5G-Providerstrategie
Kommen wir nun zu der derzeitigen Strategie der Provider bezüglich des 5G-Ausbaus in Deutschland. Bereits Ende April 2020 haben sowohl die Telekom als auch Vodafone angekündigt, die DSS-Technologie einzusetzen, um den 5G-Ausbau zu beschleunigen. Damit dieses Ziel erzielt werden kann, benutzen beide Provider Frequenzbereiche, mit denen eine höhere Reichweite erreicht werden kann, und nutzen die bereits bestehenden Antennen und Sender-Standorte, um mit DSS 4G und 5G gleichzeitig auszustrahlen. Da die Provider derzeit 5G nur in der Non-Standalone-(NSA-)Variante betreiben, wird immer eine 4G-Zelle für die Control Plane benötigt. Dadurch profitiert auch die 4G-Verfügbarkeit von dem 5G-Ausbau. Hierzulande sind freie Frequenzen knappe Güter und die deutsche Regierung lässt sich auf Versteigerungen für Frequenzen hohe Lizenzgebühren bezahlen. Also woher kommt nun der freie Frequenzbereich für DSS?

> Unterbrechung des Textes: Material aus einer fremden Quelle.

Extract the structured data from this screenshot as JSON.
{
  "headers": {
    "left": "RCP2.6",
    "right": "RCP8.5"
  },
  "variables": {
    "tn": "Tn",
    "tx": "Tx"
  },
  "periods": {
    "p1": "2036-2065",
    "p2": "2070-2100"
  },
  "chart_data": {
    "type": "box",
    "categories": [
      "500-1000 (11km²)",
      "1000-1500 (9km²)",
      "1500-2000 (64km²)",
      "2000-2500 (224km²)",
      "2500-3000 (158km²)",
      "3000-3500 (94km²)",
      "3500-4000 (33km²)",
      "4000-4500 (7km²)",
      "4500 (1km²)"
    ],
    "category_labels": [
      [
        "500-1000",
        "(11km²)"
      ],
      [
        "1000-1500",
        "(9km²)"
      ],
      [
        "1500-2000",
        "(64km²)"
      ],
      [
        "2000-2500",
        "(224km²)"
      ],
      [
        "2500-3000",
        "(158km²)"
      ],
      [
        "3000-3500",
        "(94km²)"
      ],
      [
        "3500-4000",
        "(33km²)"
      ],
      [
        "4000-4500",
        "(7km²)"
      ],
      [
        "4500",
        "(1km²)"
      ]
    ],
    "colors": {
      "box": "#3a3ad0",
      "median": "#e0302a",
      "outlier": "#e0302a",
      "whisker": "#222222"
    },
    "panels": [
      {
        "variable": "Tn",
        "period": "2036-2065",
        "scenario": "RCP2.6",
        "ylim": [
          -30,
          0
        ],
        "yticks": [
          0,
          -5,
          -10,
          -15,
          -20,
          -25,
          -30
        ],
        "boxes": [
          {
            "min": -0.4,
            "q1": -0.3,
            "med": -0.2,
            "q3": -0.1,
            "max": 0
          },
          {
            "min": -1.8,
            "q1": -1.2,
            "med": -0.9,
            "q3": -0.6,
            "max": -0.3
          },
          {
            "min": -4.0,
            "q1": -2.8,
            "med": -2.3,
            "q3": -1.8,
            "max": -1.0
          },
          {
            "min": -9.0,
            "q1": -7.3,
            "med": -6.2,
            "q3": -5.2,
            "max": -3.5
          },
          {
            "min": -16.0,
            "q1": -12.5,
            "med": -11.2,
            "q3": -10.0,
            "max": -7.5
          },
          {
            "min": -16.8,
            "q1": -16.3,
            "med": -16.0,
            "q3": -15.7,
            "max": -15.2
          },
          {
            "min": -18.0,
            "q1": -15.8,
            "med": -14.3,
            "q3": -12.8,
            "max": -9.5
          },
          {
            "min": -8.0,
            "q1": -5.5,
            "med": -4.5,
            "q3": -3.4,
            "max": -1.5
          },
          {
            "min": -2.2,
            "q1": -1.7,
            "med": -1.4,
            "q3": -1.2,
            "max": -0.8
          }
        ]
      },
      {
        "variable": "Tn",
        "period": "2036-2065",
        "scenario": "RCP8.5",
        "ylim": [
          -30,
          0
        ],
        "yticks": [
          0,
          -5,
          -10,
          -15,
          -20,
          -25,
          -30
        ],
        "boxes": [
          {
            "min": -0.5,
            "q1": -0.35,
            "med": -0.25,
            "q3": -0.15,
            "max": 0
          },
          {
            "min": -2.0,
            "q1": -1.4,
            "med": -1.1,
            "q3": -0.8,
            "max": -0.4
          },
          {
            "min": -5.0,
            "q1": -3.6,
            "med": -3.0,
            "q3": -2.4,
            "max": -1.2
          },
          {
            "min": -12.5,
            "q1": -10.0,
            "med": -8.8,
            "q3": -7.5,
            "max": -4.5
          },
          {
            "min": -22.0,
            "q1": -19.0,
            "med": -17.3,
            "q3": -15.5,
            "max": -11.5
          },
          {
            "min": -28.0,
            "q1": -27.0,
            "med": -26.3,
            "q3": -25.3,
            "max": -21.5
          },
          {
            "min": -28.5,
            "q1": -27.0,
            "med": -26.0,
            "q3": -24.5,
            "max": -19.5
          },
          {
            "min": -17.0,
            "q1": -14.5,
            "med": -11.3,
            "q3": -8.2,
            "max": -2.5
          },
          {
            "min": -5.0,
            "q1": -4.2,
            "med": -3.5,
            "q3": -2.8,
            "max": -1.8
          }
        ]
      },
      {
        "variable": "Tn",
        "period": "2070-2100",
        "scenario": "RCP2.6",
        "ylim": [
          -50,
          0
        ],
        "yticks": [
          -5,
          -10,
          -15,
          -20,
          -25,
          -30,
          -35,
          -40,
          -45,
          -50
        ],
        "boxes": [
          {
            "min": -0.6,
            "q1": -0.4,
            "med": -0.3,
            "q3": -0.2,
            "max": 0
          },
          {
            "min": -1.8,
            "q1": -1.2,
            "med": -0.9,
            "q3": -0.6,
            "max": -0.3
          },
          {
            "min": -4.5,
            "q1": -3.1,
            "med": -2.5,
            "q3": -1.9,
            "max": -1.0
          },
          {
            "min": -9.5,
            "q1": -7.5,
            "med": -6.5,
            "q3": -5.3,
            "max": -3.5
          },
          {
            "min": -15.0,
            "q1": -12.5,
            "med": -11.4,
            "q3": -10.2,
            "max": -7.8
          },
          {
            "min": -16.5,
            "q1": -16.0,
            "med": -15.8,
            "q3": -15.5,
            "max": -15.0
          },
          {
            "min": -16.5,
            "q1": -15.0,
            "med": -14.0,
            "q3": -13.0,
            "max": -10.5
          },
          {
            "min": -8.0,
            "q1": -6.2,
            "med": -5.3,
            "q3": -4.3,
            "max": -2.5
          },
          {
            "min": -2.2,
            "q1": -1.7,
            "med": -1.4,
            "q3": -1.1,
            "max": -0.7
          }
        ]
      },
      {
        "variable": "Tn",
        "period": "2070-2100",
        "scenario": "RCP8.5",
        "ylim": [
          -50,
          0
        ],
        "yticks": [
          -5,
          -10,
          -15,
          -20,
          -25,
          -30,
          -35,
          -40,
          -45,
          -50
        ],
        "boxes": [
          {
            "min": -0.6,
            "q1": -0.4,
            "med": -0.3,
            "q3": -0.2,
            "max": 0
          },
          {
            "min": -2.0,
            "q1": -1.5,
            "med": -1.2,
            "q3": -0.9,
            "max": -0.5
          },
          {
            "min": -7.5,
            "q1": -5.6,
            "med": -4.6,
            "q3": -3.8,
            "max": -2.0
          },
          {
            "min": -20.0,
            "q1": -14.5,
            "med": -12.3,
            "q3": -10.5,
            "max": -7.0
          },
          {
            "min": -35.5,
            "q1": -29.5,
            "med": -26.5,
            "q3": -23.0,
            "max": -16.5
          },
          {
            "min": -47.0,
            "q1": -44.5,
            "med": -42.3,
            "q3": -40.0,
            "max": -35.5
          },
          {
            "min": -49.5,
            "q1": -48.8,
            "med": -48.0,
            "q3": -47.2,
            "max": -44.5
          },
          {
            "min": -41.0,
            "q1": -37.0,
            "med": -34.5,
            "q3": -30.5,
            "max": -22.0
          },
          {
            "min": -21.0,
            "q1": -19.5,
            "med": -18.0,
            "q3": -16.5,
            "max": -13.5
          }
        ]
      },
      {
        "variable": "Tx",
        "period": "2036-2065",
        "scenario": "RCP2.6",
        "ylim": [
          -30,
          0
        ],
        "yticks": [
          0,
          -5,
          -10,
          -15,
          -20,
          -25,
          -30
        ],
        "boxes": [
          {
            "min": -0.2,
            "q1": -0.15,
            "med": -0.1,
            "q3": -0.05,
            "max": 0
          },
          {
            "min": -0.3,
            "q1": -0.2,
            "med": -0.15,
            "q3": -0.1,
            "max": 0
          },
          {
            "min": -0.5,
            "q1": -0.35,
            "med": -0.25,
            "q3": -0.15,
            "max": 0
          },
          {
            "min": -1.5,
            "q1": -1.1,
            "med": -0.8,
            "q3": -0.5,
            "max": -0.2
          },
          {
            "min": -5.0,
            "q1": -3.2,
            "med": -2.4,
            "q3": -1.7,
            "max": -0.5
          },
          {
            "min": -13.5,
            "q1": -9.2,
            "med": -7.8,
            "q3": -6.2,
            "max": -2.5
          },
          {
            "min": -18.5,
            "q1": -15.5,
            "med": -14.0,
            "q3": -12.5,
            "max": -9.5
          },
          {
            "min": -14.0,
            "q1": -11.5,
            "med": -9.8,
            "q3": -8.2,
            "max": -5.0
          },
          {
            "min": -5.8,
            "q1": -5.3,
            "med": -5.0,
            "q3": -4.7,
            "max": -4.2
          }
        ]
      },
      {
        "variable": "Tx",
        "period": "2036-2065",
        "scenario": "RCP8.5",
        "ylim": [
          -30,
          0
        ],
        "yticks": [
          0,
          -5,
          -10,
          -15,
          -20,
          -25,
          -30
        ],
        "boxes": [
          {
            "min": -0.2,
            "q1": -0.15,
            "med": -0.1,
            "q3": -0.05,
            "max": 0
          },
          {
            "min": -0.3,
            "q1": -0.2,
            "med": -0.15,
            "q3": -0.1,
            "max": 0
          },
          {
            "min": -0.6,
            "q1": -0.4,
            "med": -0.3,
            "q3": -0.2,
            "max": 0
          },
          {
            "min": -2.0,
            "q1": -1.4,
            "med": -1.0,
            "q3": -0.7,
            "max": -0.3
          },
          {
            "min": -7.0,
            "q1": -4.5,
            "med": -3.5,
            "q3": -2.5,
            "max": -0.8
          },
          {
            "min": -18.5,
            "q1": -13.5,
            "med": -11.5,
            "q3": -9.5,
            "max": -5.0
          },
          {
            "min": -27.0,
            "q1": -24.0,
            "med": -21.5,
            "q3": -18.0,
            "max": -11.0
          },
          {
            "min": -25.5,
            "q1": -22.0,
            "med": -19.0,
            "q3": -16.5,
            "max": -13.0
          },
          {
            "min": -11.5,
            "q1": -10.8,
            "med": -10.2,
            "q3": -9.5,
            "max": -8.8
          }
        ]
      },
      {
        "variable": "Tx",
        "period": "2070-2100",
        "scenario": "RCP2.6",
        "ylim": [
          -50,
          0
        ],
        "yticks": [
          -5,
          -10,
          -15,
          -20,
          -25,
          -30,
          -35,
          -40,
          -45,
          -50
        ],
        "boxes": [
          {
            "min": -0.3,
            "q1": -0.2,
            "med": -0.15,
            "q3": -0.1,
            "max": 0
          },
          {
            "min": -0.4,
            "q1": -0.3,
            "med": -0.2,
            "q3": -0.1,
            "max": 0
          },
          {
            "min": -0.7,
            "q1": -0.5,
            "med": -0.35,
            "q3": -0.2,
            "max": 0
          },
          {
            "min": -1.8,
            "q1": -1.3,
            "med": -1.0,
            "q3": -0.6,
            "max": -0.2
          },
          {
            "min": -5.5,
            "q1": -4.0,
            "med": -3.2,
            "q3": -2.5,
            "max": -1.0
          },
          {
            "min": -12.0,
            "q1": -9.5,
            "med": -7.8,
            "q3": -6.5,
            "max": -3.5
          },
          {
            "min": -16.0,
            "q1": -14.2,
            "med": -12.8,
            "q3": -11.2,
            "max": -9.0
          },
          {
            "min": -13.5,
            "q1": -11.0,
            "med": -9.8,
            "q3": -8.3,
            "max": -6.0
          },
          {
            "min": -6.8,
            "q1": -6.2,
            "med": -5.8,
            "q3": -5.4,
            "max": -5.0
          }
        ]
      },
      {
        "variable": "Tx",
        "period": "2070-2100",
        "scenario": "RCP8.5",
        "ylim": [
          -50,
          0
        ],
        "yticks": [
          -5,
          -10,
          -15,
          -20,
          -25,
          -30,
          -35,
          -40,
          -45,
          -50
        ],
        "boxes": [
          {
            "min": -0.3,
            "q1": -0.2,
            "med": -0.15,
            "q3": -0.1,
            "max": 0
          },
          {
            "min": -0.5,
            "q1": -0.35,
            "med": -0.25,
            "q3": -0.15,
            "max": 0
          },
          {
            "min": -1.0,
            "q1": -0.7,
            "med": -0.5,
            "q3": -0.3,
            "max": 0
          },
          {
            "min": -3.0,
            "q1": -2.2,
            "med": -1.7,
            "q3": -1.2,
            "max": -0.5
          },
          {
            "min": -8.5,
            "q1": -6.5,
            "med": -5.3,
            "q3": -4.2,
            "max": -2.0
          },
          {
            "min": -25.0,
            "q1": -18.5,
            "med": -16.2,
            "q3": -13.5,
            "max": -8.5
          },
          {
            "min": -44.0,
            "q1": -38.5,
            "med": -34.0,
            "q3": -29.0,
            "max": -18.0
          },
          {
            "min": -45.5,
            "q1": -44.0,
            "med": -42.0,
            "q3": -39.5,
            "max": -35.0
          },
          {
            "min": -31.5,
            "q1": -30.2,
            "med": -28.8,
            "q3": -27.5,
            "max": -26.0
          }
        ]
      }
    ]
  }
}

Die Antwort ist, dass die Provider sich entschieden haben, 3G (UMTS) abzuschalten und die dadurch frei gewordenen Frequenzen für 4G und 5G zu nutzen. Einer der Gründe für diese Entscheidung liegt darin, den gewünschten schnellen Ausbau von 5G zu ermöglichen. Ein weiterer Grund sind die hohen Anforderungen bezüglich der Mobilfunkgeschwindigkeit der Bundesnetzagentur, die definieren, dass bis Ende 2022 100 Mbit/s für 98 % der bundesweiten Haushalte zur Verfügung stehen sollen. Daher wird 3G, welches vor knapp 20 Jahren den Start des mobilen Internets eingeläutet hat, dieses Jahr endgültig abgeschaltet. Für Telekom und Vodafone ist der Stichtag der 30.06.2021. Telefonica (O2) hingegen lässt sich hierfür bis Ende 2021 Zeit.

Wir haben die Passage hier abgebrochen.